Describe the success of the promotion with both client and consumer including some quantifiable results:
From Singapore and Malaysia to the USA and the UK, the promotion has found fans all over the world. SaveTheWords.Org was featured extensively on talkback radio shows, on online TV shows such as CNET TV, on twitter.com, on major blogs such as lifehacker.com and even on HillaryClinton.com. To date, we have 13,839 registered adopters, over 22,000 monthly page views, and over 3 million website mentions. Ardent fans have been blogging and twittering their newfound words, and there’s even a fan website of photographs inspired bysavethewords.org. Most important of all, sales of the Oxford dictionary have increased by 12.6% and we have cultivated a newfound passion for the English language and the Oxford dictionary at the very place that threatened it's existence.

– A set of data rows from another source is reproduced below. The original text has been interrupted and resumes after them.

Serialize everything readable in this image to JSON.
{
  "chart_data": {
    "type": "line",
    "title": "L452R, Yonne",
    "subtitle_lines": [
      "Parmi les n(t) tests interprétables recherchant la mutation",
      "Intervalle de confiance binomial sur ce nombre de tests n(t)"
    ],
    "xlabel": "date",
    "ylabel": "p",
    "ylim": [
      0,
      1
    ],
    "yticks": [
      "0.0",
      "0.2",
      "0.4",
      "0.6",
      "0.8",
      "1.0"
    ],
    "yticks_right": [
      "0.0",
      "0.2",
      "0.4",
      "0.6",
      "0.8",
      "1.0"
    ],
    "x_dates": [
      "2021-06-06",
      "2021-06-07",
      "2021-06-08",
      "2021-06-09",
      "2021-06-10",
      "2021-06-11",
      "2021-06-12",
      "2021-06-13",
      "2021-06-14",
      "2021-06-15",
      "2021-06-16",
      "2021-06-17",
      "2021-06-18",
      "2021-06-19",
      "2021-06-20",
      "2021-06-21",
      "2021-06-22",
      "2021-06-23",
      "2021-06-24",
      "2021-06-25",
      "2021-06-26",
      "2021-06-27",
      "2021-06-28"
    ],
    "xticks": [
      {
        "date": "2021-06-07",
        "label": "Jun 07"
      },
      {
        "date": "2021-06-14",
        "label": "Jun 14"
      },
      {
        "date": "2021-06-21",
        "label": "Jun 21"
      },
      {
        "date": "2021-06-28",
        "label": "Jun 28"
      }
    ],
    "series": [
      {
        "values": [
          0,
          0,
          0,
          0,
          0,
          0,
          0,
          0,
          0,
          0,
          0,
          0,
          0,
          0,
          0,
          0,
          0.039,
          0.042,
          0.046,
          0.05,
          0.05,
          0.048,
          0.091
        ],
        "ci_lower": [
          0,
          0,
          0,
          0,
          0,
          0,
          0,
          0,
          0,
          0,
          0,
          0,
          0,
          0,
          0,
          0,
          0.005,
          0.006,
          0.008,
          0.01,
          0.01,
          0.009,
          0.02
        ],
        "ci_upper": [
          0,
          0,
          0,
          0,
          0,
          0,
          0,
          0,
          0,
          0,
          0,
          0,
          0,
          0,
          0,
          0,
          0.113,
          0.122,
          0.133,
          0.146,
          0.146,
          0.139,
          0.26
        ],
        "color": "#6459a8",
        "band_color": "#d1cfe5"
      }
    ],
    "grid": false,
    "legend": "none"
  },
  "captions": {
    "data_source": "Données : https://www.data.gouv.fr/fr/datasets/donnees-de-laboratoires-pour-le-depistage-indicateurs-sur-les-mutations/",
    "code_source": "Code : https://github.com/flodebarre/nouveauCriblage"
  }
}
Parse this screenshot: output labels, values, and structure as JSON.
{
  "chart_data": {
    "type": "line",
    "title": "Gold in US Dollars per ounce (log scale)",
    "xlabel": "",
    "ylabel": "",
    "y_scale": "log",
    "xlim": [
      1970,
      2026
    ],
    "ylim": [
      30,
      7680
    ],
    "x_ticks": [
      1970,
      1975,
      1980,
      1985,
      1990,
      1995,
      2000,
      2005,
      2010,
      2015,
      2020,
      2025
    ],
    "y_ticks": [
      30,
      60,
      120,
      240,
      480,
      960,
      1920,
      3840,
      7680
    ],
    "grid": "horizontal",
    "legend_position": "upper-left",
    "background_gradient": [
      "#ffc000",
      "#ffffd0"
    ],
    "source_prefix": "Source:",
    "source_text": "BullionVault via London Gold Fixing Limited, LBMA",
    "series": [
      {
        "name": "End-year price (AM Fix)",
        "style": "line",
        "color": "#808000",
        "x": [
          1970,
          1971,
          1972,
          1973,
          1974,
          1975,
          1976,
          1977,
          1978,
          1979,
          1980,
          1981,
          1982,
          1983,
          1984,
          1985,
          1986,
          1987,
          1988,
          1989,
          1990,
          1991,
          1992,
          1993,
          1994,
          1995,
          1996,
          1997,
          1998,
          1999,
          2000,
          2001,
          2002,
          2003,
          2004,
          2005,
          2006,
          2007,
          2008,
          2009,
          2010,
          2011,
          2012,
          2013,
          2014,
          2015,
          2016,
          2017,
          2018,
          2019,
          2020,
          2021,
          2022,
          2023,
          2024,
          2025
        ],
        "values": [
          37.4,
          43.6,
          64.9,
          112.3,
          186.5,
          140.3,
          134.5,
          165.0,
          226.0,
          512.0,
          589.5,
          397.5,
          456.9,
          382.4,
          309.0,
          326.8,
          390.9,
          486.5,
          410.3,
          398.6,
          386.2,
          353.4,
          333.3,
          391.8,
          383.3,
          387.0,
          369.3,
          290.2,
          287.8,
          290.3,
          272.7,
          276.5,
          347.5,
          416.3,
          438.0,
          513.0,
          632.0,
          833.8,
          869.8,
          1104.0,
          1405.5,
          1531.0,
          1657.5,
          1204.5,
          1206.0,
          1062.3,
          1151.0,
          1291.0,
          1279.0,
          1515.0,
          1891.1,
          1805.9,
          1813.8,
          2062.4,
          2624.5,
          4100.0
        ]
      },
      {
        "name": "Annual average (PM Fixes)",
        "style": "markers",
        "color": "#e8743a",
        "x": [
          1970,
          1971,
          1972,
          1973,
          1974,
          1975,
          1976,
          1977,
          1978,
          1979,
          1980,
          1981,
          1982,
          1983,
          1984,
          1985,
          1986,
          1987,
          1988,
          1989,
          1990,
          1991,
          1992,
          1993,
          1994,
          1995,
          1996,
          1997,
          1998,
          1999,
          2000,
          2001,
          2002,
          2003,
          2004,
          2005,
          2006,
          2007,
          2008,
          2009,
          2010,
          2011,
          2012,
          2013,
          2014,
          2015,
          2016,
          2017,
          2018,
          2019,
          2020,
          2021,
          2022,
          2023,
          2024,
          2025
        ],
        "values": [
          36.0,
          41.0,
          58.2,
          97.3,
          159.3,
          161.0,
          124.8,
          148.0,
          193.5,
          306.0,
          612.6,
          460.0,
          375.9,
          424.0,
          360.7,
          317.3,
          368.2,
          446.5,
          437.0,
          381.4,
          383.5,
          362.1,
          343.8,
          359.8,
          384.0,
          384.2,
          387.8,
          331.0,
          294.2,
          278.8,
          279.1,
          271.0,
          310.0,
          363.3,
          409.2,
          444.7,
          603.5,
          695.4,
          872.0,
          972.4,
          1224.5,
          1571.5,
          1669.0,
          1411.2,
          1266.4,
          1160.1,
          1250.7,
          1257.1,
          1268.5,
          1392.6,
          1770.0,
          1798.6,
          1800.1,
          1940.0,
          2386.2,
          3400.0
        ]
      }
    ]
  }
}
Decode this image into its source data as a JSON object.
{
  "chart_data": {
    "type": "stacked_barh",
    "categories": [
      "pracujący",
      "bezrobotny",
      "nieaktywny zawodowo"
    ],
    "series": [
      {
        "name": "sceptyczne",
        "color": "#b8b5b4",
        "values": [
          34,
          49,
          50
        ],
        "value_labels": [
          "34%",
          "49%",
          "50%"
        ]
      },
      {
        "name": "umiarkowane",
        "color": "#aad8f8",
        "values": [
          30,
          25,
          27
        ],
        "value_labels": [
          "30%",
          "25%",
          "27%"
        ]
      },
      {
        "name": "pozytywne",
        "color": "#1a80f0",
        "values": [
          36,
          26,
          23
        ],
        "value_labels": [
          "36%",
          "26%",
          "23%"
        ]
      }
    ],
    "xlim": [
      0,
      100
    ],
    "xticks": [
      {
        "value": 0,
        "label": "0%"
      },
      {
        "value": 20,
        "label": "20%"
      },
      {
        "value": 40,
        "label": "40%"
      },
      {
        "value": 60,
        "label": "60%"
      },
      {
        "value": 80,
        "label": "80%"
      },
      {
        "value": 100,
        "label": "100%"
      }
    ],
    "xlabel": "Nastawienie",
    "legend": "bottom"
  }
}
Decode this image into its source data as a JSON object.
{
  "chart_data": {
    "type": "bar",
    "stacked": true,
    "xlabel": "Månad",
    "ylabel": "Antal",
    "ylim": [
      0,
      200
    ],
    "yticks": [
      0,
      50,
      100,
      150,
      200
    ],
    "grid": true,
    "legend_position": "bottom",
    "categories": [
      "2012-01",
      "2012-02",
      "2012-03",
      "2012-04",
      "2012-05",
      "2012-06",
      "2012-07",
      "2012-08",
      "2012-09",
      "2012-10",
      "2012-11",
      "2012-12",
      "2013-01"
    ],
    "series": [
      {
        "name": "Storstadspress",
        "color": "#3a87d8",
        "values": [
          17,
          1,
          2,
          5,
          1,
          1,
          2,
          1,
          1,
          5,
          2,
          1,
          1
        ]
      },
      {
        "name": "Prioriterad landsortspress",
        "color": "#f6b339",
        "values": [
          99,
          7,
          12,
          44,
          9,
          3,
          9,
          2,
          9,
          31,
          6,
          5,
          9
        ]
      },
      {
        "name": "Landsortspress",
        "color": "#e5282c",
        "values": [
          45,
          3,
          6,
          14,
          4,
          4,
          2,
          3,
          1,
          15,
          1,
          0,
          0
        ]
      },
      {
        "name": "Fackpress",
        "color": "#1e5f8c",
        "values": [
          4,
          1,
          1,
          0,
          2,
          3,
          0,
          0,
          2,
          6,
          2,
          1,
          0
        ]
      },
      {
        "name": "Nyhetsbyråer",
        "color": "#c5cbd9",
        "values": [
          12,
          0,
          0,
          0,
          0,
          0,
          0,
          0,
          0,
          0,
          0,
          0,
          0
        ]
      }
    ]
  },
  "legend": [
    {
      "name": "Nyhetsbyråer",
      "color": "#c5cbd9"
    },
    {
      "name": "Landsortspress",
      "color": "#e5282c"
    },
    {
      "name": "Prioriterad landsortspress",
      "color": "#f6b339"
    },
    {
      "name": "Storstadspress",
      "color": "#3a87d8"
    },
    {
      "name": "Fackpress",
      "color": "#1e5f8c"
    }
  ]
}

Explain why the method of promotion was most relevant to the product or service:
As the internet is the major source of the decline in dictionary purchases, it was the ideal place to begin a promotion to address this decline. Lovers of words are naturally readers of websites, blogs and online newspapers. And word lovers enjoy being able to interact with words, test their knowledge and share that experience with others - this promotion allowed all of that to occur.